Friday, September 21, 2007

Cholera reaches southermost Iraq with first confirmed case in Basra; 29,000 have now shown symptoms

Above: Women carry untreated water from a local canal in Muqdadiyah on Tuesday. Cholera is a severe diarrheal disease caused by bacteria ingested in contaminated water or food. In its most severe forms, cholera is one of the most rapidly fatal illnesses known: A healthy person may become hypotensive within an hour of the onset of symptoms and may die within 2-3 hours if no treatment is provided. Death is by dehydration through massive diarrhea.

Cholera was confirmed Friday in a baby in Basra, the farthest south the outbreak has been detected. Officials expressed concern over a shortage of chlorine needed to prevent the disease from spreading.

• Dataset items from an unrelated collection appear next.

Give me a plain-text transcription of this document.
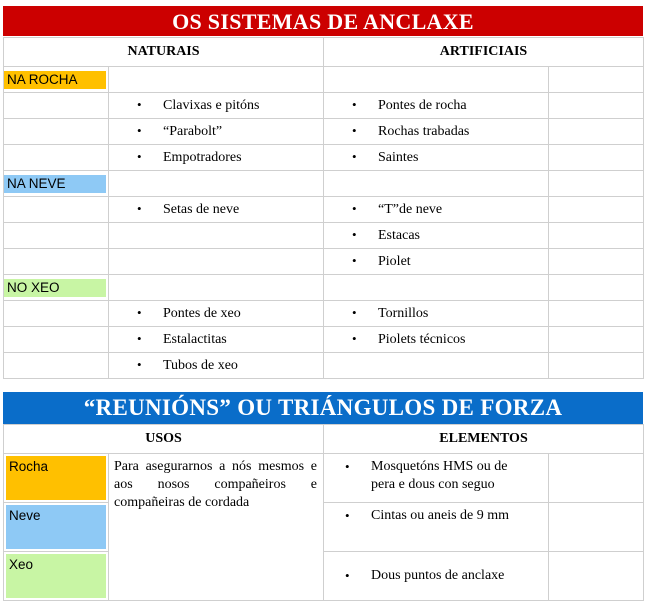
OS SISTEMAS DE ANCLAXE
NATURAIS		ARTIFICIAIS	
NA ROCHA			
	• Clavixas e pitóns	• Pontes de rocha	
	• “Parabolt”	• Rochas trabadas	
	• Empotradores	• Saintes	
NA NEVE			
	• Setas de neve	• “T”de neve	
		• Estacas	
		• Piolet	
NO XEO			
	• Pontes de xeo	• Tornillos	
	• Estalactitas	• Piolets técnicos	
	• Tubos de xeo		
“REUNIÓNS” OU TRIÁNGULOS DE FORZA
USOS		ELEMENTOS	

Rocha	Para asegurarnos a nós mesmos e aos nosos compañeiros e compañeiras de cordada	• Mosquetóns HMS ou de pera e dous con seguo	

Neve		• Cintas ou aneis de 9 mm	

Xeo		• Dous puntos de anclaxe	
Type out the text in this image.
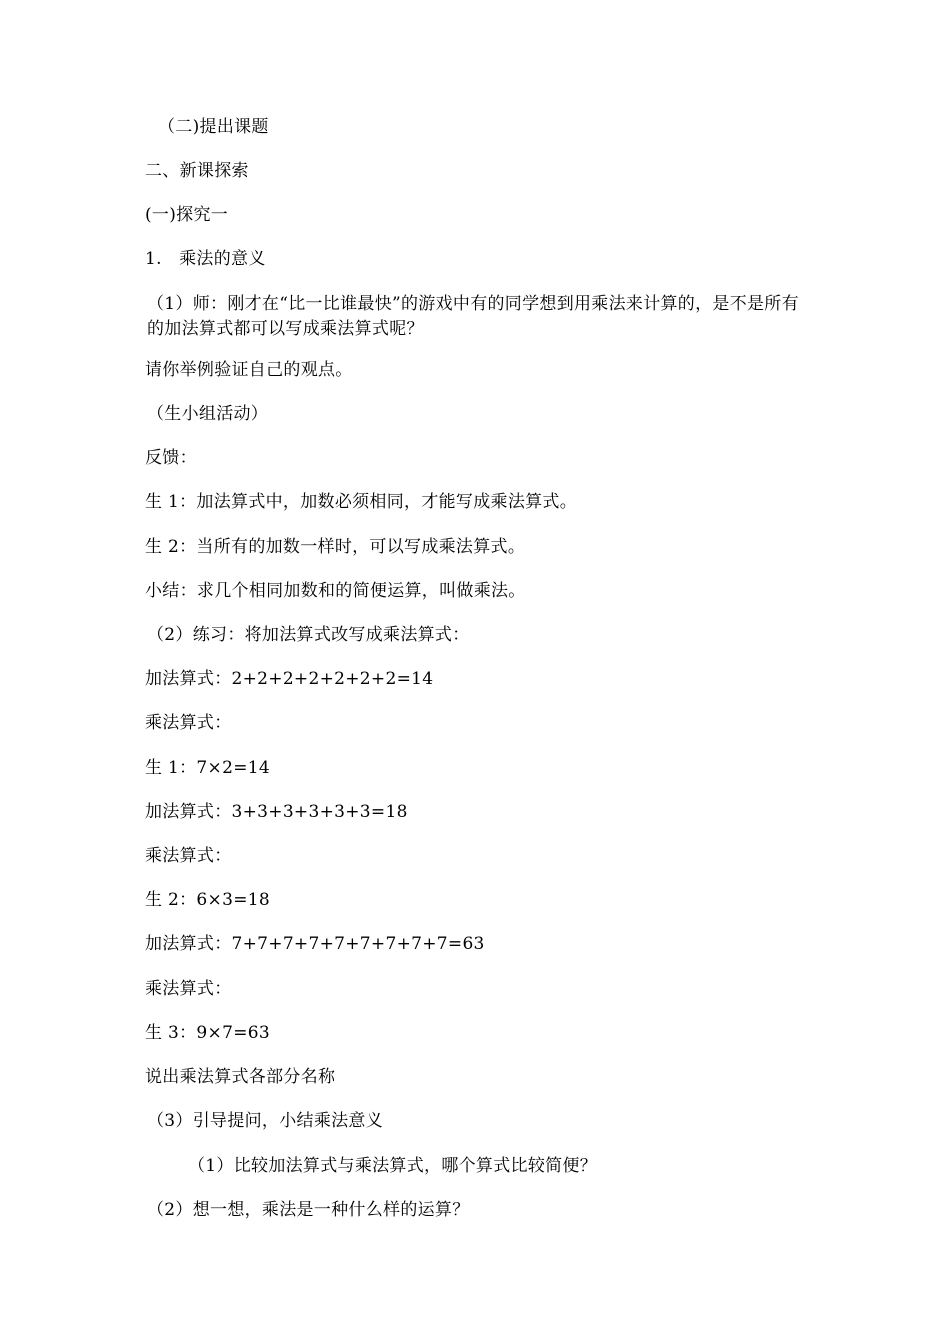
（二)提出课题
二、新课探索
(一)探究一
1.　乘法的意义
（1）师：刚才在“比一比谁最快”的游戏中有的同学想到用乘法来计算的，是不是所有的加法算式都可以写成乘法算式呢？
请你举例验证自己的观点。
（生小组活动）
反馈：
生 1：加法算式中，加数必须相同，才能写成乘法算式。
生 2：当所有的加数一样时，可以写成乘法算式。
小结：求几个相同加数和的简便运算，叫做乘法。
（2）练习：将加法算式改写成乘法算式：
加法算式：2+2+2+2+2+2+2=14
乘法算式：
生 1：7×2=14
加法算式：3+3+3+3+3+3=18
乘法算式：
生 2：6×3=18
加法算式：7+7+7+7+7+7+7+7+7=63
乘法算式：
生 3：9×7=63
说出乘法算式各部分名称
（3）引导提问，小结乘法意义
（1）比较加法算式与乘法算式，哪个算式比较简便？
（2）想一想，乘法是一种什么样的运算？
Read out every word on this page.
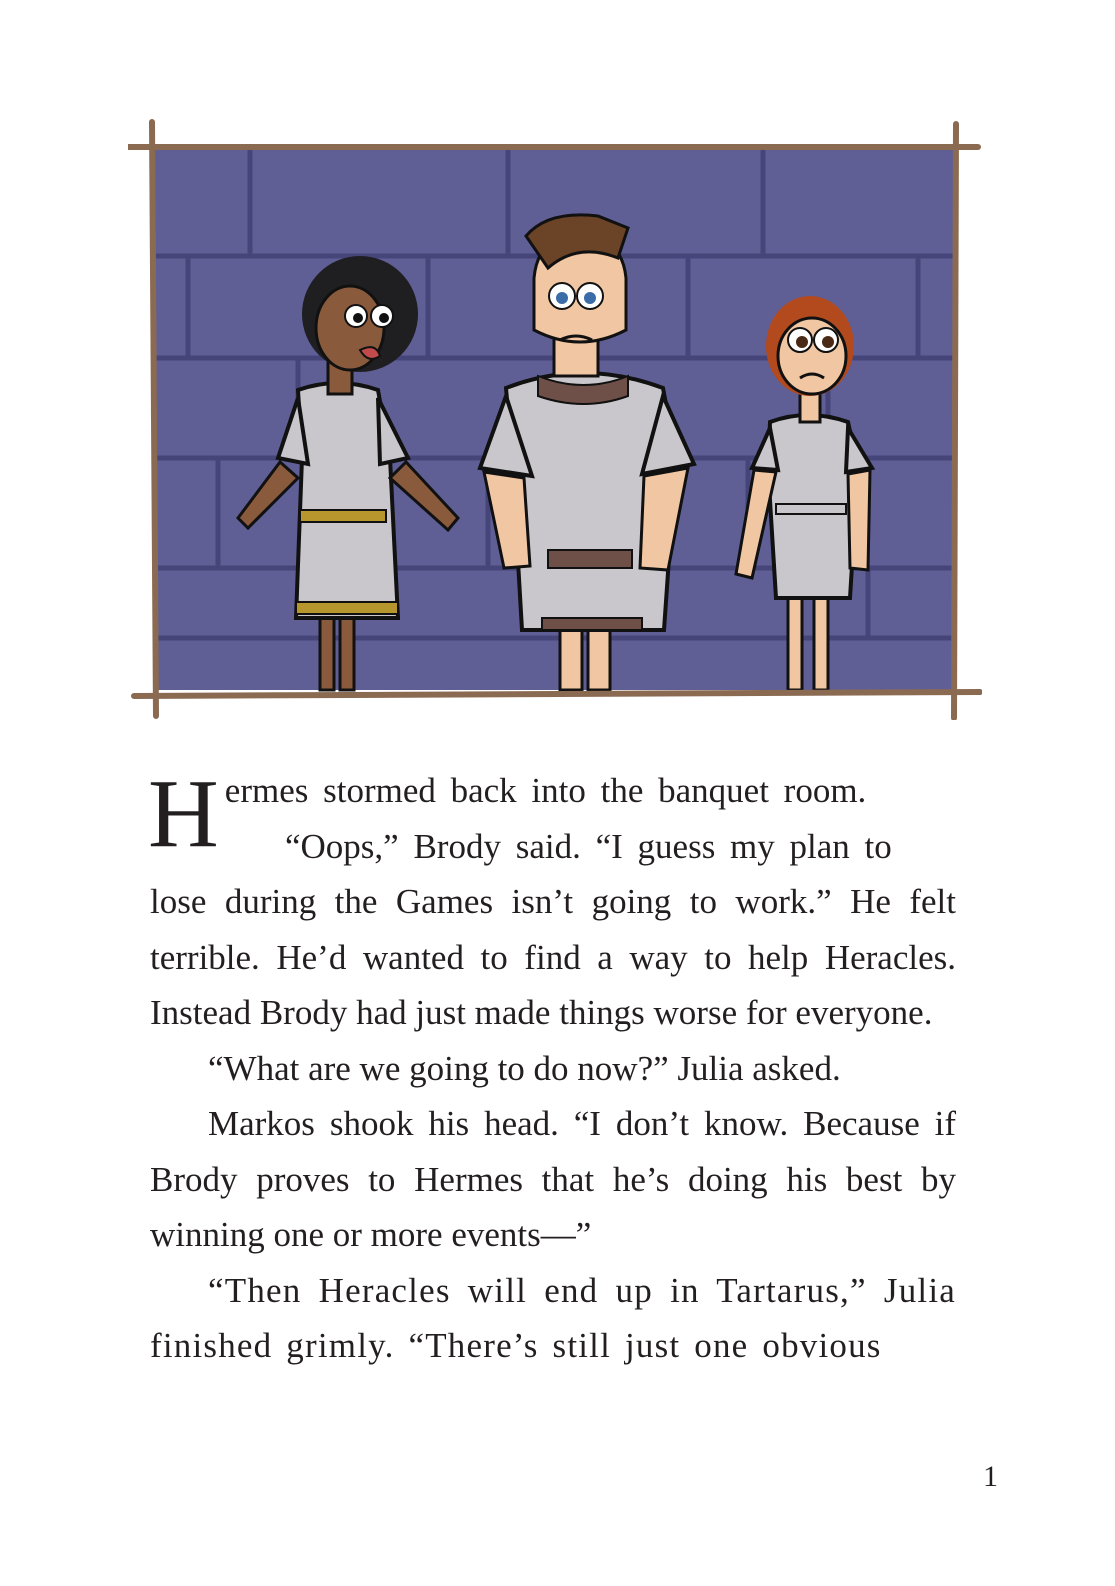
H ermes stormed back into the banquet room.

“Oops,” Brody said. “I guess my plan to
lose during the Games isn’t going to work.” He felt terrible. He’d wanted to find a way to help Heracles. Instead Brody had just made things worse for everyone.

“What are we going to do now?” Julia asked.

Markos shook his head. “I don’t know. Because if Brody proves to Hermes that he’s doing his best by winning one or more events—”

“Then Heracles will end up in Tartarus,” Julia finished grimly. “There’s still just one obvious

1
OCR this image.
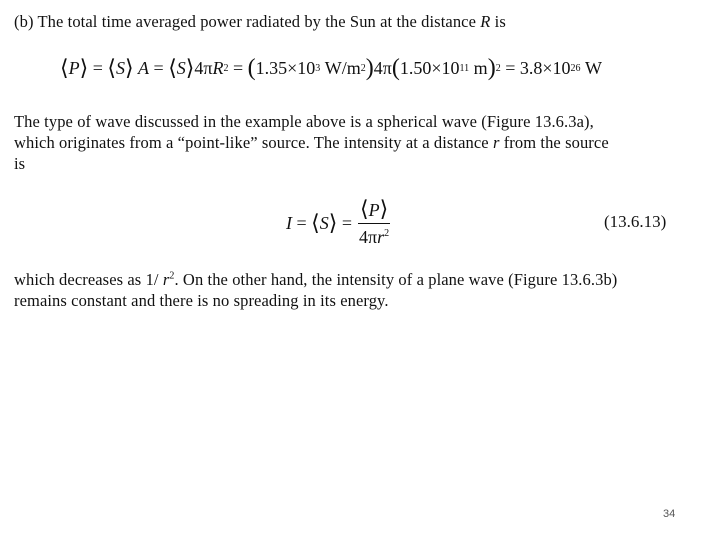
(b) The total time averaged power radiated by the Sun at the distance R is
⟨ P ⟩
=
⟨ S ⟩
A
=
⟨ S ⟩ 4π R 2
=
( 1.35×10 3
W/m 2 ) 4π ( 1.50×10 11
m ) 2
=
3.8×10 26
W
The type of wave discussed in the example above is a spherical wave (Figure 13.6.3a),
which originates from a “point-like” source. The intensity at a distance r from the source
is
I
=
⟨ S ⟩
= $\frac{⟨P⟩}{4\pi r^2}$	(13.6.13)
which decreases as 1/ $r^2$. On the other hand, the intensity of a plane wave (Figure 13.6.3b)
remains constant and there is no spreading in its energy.
34
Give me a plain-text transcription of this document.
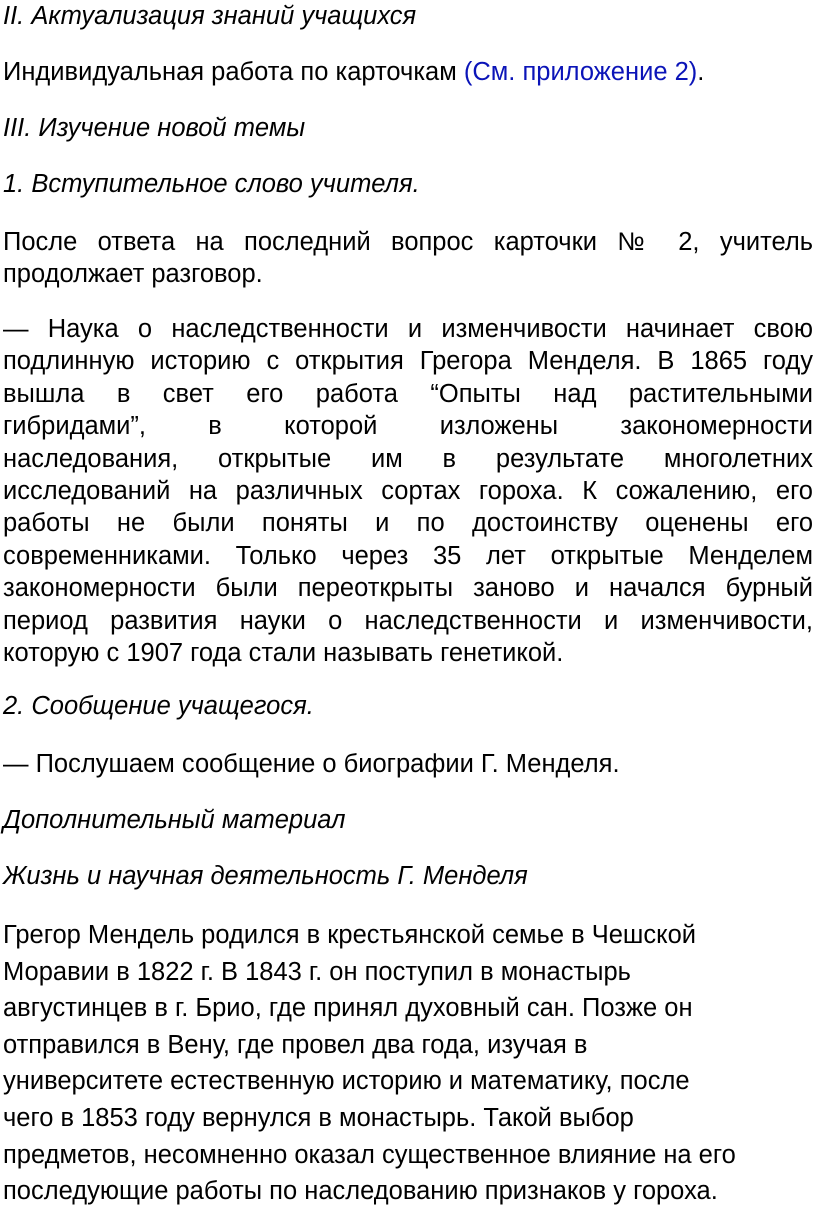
II. Актуализация знаний учащихся

Индивидуальная работа по карточкам (См. приложение 2).

III. Изучение новой темы

1. Вступительное слово учителя.

После ответа на последний вопрос карточки № 2, учитель
продолжает разговор.
— Наука о наследственности и изменчивости начинает свою
подлинную историю с открытия Грегора Менделя. В 1865 году
вышла в свет его работа “Опыты над растительными
гибридами”, в которой изложены закономерности
наследования, открытые им в результате многолетних
исследований на различных сортах гороха. К сожалению, его
работы не были поняты и по достоинству оценены его
современниками. Только через 35 лет открытые Менделем
закономерности были переоткрыты заново и начался бурный
период развития науки о наследственности и изменчивости,
которую с 1907 года стали называть генетикой.

2. Сообщение учащегося.

— Послушаем сообщение о биографии Г. Менделя.

Дополнительный материал

Жизнь и научная деятельность Г. Менделя

Грегор Мендель родился в крестьянской семье в Чешской
Моравии в 1822 г. В 1843 г. он поступил в монастырь
августинцев в г. Брио, где принял духовный сан. Позже он
отправился в Вену, где провел два года, изучая в
университете естественную историю и математику, после
чего в 1853 году вернулся в монастырь. Такой выбор
предметов, несомненно оказал существенное влияние на его
последующие работы по наследованию признаков у гороха.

A shipment of 100,000 tons of the water purifier has been held up at the Jordanian border over fears the chemical could be used in explosives. Baghdad, which has doubled the amount of chlorine in the drinking water, now has only a week's supply.

World Health Organization spokeswoman Fadela Chaib said in Geneva that Iraq has registered 29,000 cases of acute watery diarrhea, with 1,500 of those confirmed as cholera. All but two confirmed cases are in the north.

The bottle-fed, 7-month-old infant is the only confirmed case in Basra, Iraq's second-largest and southernmost city, WHO reported.